Contrast the domain Siri addresses with the domain of “work.” In the near term, our work lives might be a better candidate than our personal lives to benefit from AI, because our work lives have more repetition.

Here are a few things I do regularly at work:

  • Schedule a meeting
  • Figure out where to go for lunch
  • Meet so-and-so in the lobby
  • Check performance metrics
  • Submit business expenses for reimbursement

How much of your workday is made up of these sorts of interactions? It’s telling that many people have assistants at work, but very few have assistants at home. Our personal lives are harder to automate.

It’s for this reason that Slack may be uniquely well positioned to build a successful bot (or provide the platform for others to do so).
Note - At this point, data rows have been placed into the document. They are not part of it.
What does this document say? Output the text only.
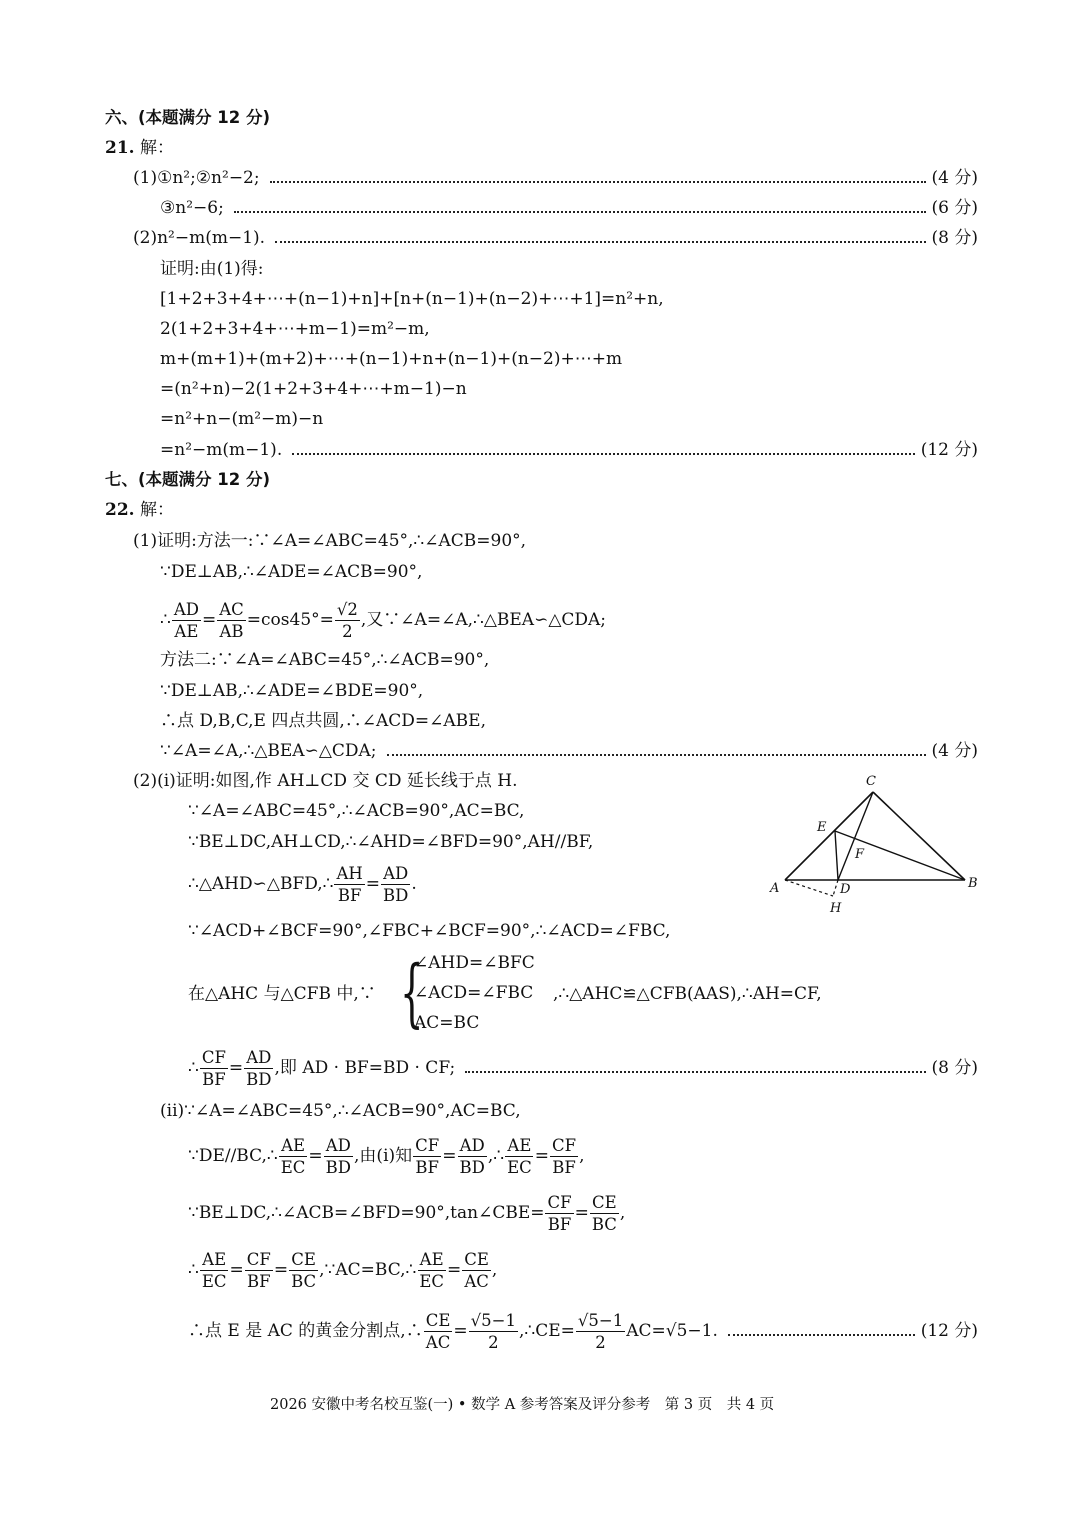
六、(本题满分 12 分)
21. 解：
(1)①n²;②n²−2;	(4 分)
③n²−6;	(6 分)
(2)n²−m(m−1).	(8 分)
证明:由(1)得:
[1+2+3+4+⋯+(n−1)+n]+[n+(n−1)+(n−2)+⋯+1]=n²+n,
2(1+2+3+4+⋯+m−1)=m²−m,
m+(m+1)+(m+2)+⋯+(n−1)+n+(n−1)+(n−2)+⋯+m
=(n²+n)−2(1+2+3+4+⋯+m−1)−n
=n²+n−(m²−m)−n
=n²−m(m−1).	(12 分)
七、(本题满分 12 分)
22. 解：
(1)证明:方法一:∵∠A=∠ABC=45°,∴∠ACB=90°,
∵DE⊥AB,∴∠ADE=∠ACB=90°,
∴ $\frac{AD}{AE} = \frac{AC}{AB} =\cos 45^\circ= \frac{√2}{2}$ ,又∵∠A=∠A,∴△BEA∽△CDA;
方法二:∵∠A=∠ABC=45°,∴∠ACB=90°,
∵DE⊥AB,∴∠ADE=∠BDE=90°,
∴点 D,B,C,E 四点共圆,∴∠ACD=∠ABE,
∵∠A=∠A,∴△BEA∽△CDA;	(4 分)
(2)(i)证明:如图,作 AH⊥CD 交 CD 延长线于点 H.
∵∠A=∠ABC=45°,∴∠ACB=90°,AC=BC,
∵BE⊥DC,AH⊥CD,∴∠AHD=∠BFD=90°,AH//BF,
∴△AHD∽△BFD,∴ $\frac{AH}{BF} = \frac{AD}{BD}$ .
∵∠ACD+∠BCF=90°,∠FBC+∠BCF=90°,∴∠ACD=∠FBC,
在△AHC 与△CFB 中,∵ {
∠AHD=∠BFC
∠ACD=∠FBC
AC=BC
,∴△AHC≌△CFB(AAS),∴AH=CF,
∴ $\frac{CF}{BF} = \frac{AD}{BD}$ ,即 AD · BF=BD · CF;	(8 分)
(ii)∵∠A=∠ABC=45°,∴∠ACB=90°,AC=BC,
∵DE//BC,∴ $\frac{AE}{EC} = \frac{AD}{BD}$ ,由(i)知 $\frac{CF}{BF} = \frac{AD}{BD}$ ,∴ $\frac{AE}{EC} = \frac{CF}{BF}$ ,
∵BE⊥DC,∴∠ACB=∠BFD=90°,tan∠CBE= $\frac{CF}{BF} = \frac{CE}{BC}$ ,
∴ $\frac{AE}{EC} = \frac{CF}{BF} = \frac{CE}{BC}$ ,∵AC=BC,∴ $\frac{AE}{EC} = \frac{CE}{AC}$ ,
∴点 E 是 AC 的黄金分割点,∴ $\frac{CE}{AC} = \frac{√5-1}{2}$ ,∴CE= $\frac{√5-1}{2} AC=√5-1$.	(12 分)
C
E
F
A	D	B
H
2026 安徽中考名校互鉴(一) • 数学 A 参考答案及评分参考　第 3 页　共 4 页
In the past, AI has been successful within narrow domains. Artificial intelligence has conquered chess, and is on the verge of mastering driving. But true general, human-level machine intelligence is still a ways off. And it seems like “work” might be a promising domain to make some headway.

Wrapping things up —

Past advancements in AI have been almost solely the output of R&D labs. But this next wave of AI development is going to require a lot of work on the front end as well as the back end. Though machine intelligence is still a long way from human intelligence, the progress that engineers have made thus far along with the evolution of platforms (first iOS and Android, now Slack?), are enabling big, fundamental changes to the way we interact with technology. Designers will play a big role in making the most of this opportunity. And with a bit of luck, 2016 might live up to the bot hype.